Home > News > Donation of goats brings new opportunities for ethnic minority families still facing problems caused by UXO accidents

Krong Klang, Dakrong (7 January 2016)

As people of Quang Tri Province joined everyone in Vietnam celebrating the New Year, three hill tribe families in Dakrong District enjoyed an especially joyful holiday. They were provided goats from Project RENEW to raise and generate income for their children. These goats were made possible thanks to a second donation made to Project RENEW in 2015 by members of the Unlimited Possibilities (UP), a small organization in the U.S.

Ho Thi Duyen, born in 1977, was permanently injured in a UXO explosion in 1992. She was hoeing her family’s rice field when she hit a piece of UXO. The accident claimed her right hand and one eye. She was unconscious from the blast and never knew what the ordnance was.

Now a mother of four children, ages one month to 12 years old, Duyen doesn’t have a job.  Her husband earns the family’s small cash income through slash-and-burn farming. This family of six live in a small, wooden stilt house in Cat Village of Dakrong, one of the poorest districts in Vietnam. When RENEW and the Dakrong District’s Red Cross Association announced that the family would receive goats to tend and raise, the couple was so happy that they built a shed for the goats with their own materials.

Ho Uoc

Losing left hand in 1985 due to a UXO explosion has not prevented Ho Uoc from being an optimistic person.  As a boy at the age of eight, Uoc was tending water buffaloes for his uncle when a strange object attracted his curiosity.
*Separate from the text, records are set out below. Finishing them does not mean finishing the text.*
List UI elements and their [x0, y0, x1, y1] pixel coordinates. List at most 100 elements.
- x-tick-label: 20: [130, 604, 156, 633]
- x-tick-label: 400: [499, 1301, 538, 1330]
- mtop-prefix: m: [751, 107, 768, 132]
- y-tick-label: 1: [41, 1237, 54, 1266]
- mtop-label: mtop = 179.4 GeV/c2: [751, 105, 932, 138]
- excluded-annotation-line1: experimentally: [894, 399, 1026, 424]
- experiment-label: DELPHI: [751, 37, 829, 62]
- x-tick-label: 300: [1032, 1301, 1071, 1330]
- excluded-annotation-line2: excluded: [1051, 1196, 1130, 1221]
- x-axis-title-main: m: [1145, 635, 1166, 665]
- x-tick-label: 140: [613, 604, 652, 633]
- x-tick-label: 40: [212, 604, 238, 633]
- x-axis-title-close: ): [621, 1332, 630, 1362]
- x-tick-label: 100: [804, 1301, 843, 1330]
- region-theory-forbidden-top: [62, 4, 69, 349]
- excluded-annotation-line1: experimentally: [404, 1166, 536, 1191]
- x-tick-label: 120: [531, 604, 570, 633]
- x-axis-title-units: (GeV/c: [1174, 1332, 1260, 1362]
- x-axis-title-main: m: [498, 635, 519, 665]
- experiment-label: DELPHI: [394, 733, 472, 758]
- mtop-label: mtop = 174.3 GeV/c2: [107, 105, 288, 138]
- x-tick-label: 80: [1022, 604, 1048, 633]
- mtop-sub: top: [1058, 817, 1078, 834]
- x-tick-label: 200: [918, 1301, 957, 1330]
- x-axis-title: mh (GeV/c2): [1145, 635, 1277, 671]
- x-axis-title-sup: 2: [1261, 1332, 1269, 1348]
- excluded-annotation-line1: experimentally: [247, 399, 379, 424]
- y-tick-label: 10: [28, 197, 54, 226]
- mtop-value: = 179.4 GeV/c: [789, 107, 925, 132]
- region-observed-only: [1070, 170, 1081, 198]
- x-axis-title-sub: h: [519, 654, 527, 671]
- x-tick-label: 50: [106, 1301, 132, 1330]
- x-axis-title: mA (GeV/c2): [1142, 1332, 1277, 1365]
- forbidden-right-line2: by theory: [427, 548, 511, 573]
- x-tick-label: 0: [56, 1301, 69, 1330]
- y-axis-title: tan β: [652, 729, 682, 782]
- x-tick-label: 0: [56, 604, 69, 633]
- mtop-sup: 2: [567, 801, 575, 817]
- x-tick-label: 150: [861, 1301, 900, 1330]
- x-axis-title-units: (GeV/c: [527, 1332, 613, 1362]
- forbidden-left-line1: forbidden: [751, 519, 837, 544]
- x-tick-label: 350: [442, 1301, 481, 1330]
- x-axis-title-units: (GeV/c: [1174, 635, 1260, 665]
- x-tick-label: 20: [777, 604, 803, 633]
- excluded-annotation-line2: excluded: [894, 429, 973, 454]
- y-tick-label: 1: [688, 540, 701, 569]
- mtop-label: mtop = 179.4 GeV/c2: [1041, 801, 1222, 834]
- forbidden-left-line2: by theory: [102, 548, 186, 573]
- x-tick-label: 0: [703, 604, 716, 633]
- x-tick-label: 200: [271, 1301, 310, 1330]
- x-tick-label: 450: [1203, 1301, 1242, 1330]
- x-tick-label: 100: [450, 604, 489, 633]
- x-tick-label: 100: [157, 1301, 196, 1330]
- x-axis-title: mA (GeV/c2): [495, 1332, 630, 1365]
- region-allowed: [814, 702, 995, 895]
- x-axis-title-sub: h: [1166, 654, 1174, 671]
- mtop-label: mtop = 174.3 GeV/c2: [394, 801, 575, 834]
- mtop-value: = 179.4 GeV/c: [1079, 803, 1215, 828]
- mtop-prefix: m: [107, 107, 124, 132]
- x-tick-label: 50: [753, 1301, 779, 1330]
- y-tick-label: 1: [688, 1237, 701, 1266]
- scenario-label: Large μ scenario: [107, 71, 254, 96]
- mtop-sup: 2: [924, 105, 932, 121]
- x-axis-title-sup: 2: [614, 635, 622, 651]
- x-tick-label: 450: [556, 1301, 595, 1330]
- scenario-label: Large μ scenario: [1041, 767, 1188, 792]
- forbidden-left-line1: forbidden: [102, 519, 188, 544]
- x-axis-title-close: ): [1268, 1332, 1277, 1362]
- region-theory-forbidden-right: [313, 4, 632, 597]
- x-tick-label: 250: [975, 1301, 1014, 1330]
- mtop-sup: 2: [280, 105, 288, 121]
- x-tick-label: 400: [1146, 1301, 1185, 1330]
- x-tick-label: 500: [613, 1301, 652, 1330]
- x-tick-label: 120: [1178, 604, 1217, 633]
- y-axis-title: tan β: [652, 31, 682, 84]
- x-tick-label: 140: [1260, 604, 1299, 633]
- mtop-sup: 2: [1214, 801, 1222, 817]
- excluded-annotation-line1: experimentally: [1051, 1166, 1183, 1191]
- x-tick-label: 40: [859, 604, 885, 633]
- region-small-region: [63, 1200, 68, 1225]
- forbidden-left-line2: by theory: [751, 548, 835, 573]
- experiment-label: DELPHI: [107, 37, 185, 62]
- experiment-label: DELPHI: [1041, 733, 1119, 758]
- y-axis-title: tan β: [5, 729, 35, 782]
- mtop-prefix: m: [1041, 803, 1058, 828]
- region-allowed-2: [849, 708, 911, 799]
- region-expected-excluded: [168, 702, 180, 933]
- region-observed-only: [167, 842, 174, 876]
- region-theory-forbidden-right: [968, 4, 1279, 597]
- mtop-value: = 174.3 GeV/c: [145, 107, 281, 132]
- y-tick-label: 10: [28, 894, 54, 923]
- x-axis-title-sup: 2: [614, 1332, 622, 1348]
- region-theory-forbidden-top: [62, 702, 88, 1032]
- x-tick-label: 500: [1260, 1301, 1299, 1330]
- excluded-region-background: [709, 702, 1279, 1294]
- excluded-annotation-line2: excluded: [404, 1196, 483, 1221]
Not knowing that what it was, he picked it up and the item went off in his hand.

Now married with four children, three girls and one boy, Uoc wishes that he could work more to help ease the burden for his wife and keep their children in school.  Uoc is encouraged that his family situation will be better now that they have two goats.  He said he hoped they would be able to add more goats in the future.

40-year-old Ho Van Hung is a UXO survivor.  In 2003, while working on a slash-and-burn plot, he found a wartime munition that he decided to sell for scrap. Unfortunately, the ordnance – which contained white phosphorous – exploded and caused serious burns to his entire body.

Hung has two young children who haven’t started school yet. His wife tends a paddy rice field while Hung looks after other people’s water buffaloes to earn income. The family was very grateful to receive the two goats, which are the first livestock they have owned. The couple hoped that they could generate extra income from raising goats so that they could send their children to school when they reach school age.

The 2015 donation from UP is part of the organization’s multiyear commitment to RENEW to provide cattle for ethnic minorities affected by UXO in Quang Tri Province. In 2013, seven UP members stayed in Dong Ha working on a one-week community service trip with Project RENEW staff.  They saw firsthand how UXO-affected families were in need of assistance to improve their living conditions.

Previous donations from UP helped to build a new and improved kitchen for blind people at a vocational workshop, so their meals could be cooked at their work place.  UP also provided two breeding cows to two ethnic minority families.  These contributions from members of UP have given new opportunities to families who are still affected by war consequences in Quang Tri, improving their lives and ensuring better futures for their children.